Childcare workers are also critically underpaid, despite their importance to the economy, and in some cases require additional training beyond a high school diploma.

According to the Center for the Study of Child Care Employment at the University of California Berkeley, Washington state childcare workers had a median annual salary under $33,000 in 2019, well below what is needed to live in the Valley.

“Childcare is essential. It’s essential for kids to have quality education, it’s essential for parents to provide for their families, but it’s not a service that you can make a lot of money at — or even any money at,” said Nela Cumming, the executive director of Encompass NW, who also served on the King County Children and Families Strategy Task Force.

Despite offering $20 an hour, alongside additional benefits, Hammond said she has been unable to hire the staff necessary to keep all of her rooms open.

Despite a lack of workers, the demand for care remains high. Each week, Hammond said she receives between five or six inquiries from parents that they are unable to fulfill.

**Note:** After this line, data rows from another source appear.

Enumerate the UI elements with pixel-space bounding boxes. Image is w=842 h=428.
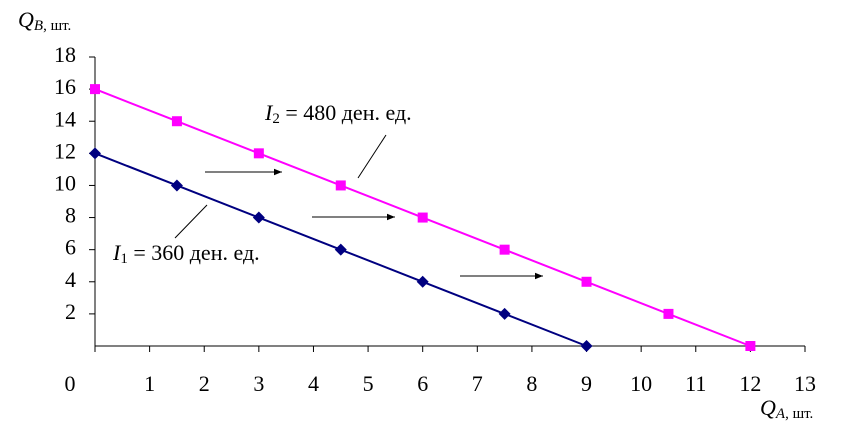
leader-line (174, 204, 208, 239)
x-tick-label: 7 (472, 371, 483, 396)
point (663, 308, 674, 319)
point (89, 147, 101, 160)
point (171, 116, 182, 127)
annotation: I1 = 360 ден. ед. (112, 240, 260, 267)
y-tick-label: 6 (65, 235, 76, 260)
y-tick-label: 18 (54, 42, 76, 67)
point (335, 180, 346, 191)
x-tick-label: 1 (144, 371, 155, 396)
x-tick-label: 4 (308, 371, 319, 396)
x-tick-label: 10 (630, 371, 652, 396)
x-tick-label: 5 (363, 371, 374, 396)
x-tick-label: 0 (65, 371, 76, 396)
y-tick-label: 2 (65, 299, 76, 324)
x-tick-label: 8 (526, 371, 537, 396)
point (416, 275, 429, 288)
point (90, 84, 100, 95)
point (581, 276, 592, 287)
x-axis-title: QA, шт. (760, 395, 813, 422)
x-tick-label: 3 (253, 371, 264, 396)
y-tick-label: 8 (65, 203, 76, 228)
x-tick-label: 11 (685, 371, 706, 396)
y-axis-title: QB, шт. (18, 7, 71, 34)
y-tick-label: 14 (54, 106, 76, 131)
point (498, 307, 511, 320)
point (334, 243, 347, 256)
point (417, 212, 428, 223)
point (745, 341, 756, 351)
y-tick-label: 16 (54, 74, 76, 99)
x-tick-label: 12 (739, 371, 761, 396)
x-tick-label: 13 (794, 371, 816, 396)
annotation: I2 = 480 ден. ед. (264, 100, 412, 127)
y-tick-label: 10 (54, 170, 76, 195)
point (499, 244, 510, 255)
y-tick-label: 12 (54, 138, 76, 163)
y-tick-label: 4 (65, 267, 76, 292)
point (170, 179, 183, 192)
x-tick-label: 9 (581, 371, 592, 396)
point (253, 148, 264, 159)
point (252, 211, 265, 224)
x-tick-label: 6 (417, 371, 428, 396)
leader-line (357, 134, 387, 179)
x-tick-label: 2 (199, 371, 210, 396)
point (580, 340, 593, 352)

The demand is even greater for infant care, where it is common for care to be booked up to a year in advance, she said.

“There’s no place to go, there’s no childcare available,” she said. “I think the hardest is people who just moved to the area. They say ‘we’re looking for childcare,’ and we have to turn them away and say ‘good luck.’”

There are a limited number of Valley providers who offer infant care, most due to the cost, Young said.

The cost of care for an infant is significantly higher than for older children because of teacher-child ratio laws, where a single teacher can be responsible for no more than four infants at a time. That’s compared to pre-kindergarten care where a single teacher can have up to 10 students.

Young said the cost of childcare varies by provider, location and the age of a child, but can easily range from $1,000 to $2,000 a month per child. A 2019 report pegged the county median cost at $1,222 per month.

To combat this high cost, the state has introduced a subsidy program intended to allow lower-income families to afford care. However, this doesn’t always go as intended, as very few childcare facilities in the Valley accept those subsidies, meaning parents in need of care have to drive elsewhere.

“Some people might stay home because the amount they spend on childcare is more than they’d make working,” Young said. “It’s especially hard for folks going back to lower-wage jobs.”

This can create a trickle-effect in an area like the Snoqualmie Valley that already has a low number of residents looking to work in low-wage positions. A lack of childcare serves as a barrier to those who might otherwise be working service or hospitality jobs.

“We tell three families they can’t bring their kid in January, so those three families are trying to find daycare, what’s that do to their jobs?” Hammond said. “If you can’t find childcare, how do you go to work?”

Hammond fears that the problem could begin to compound on itself, with many independently owned childcare providers going under because they are unable to sustain themselves.

“If we don’t have staff, we can’t serve the community,” she said. “That’s what it all comes down to.”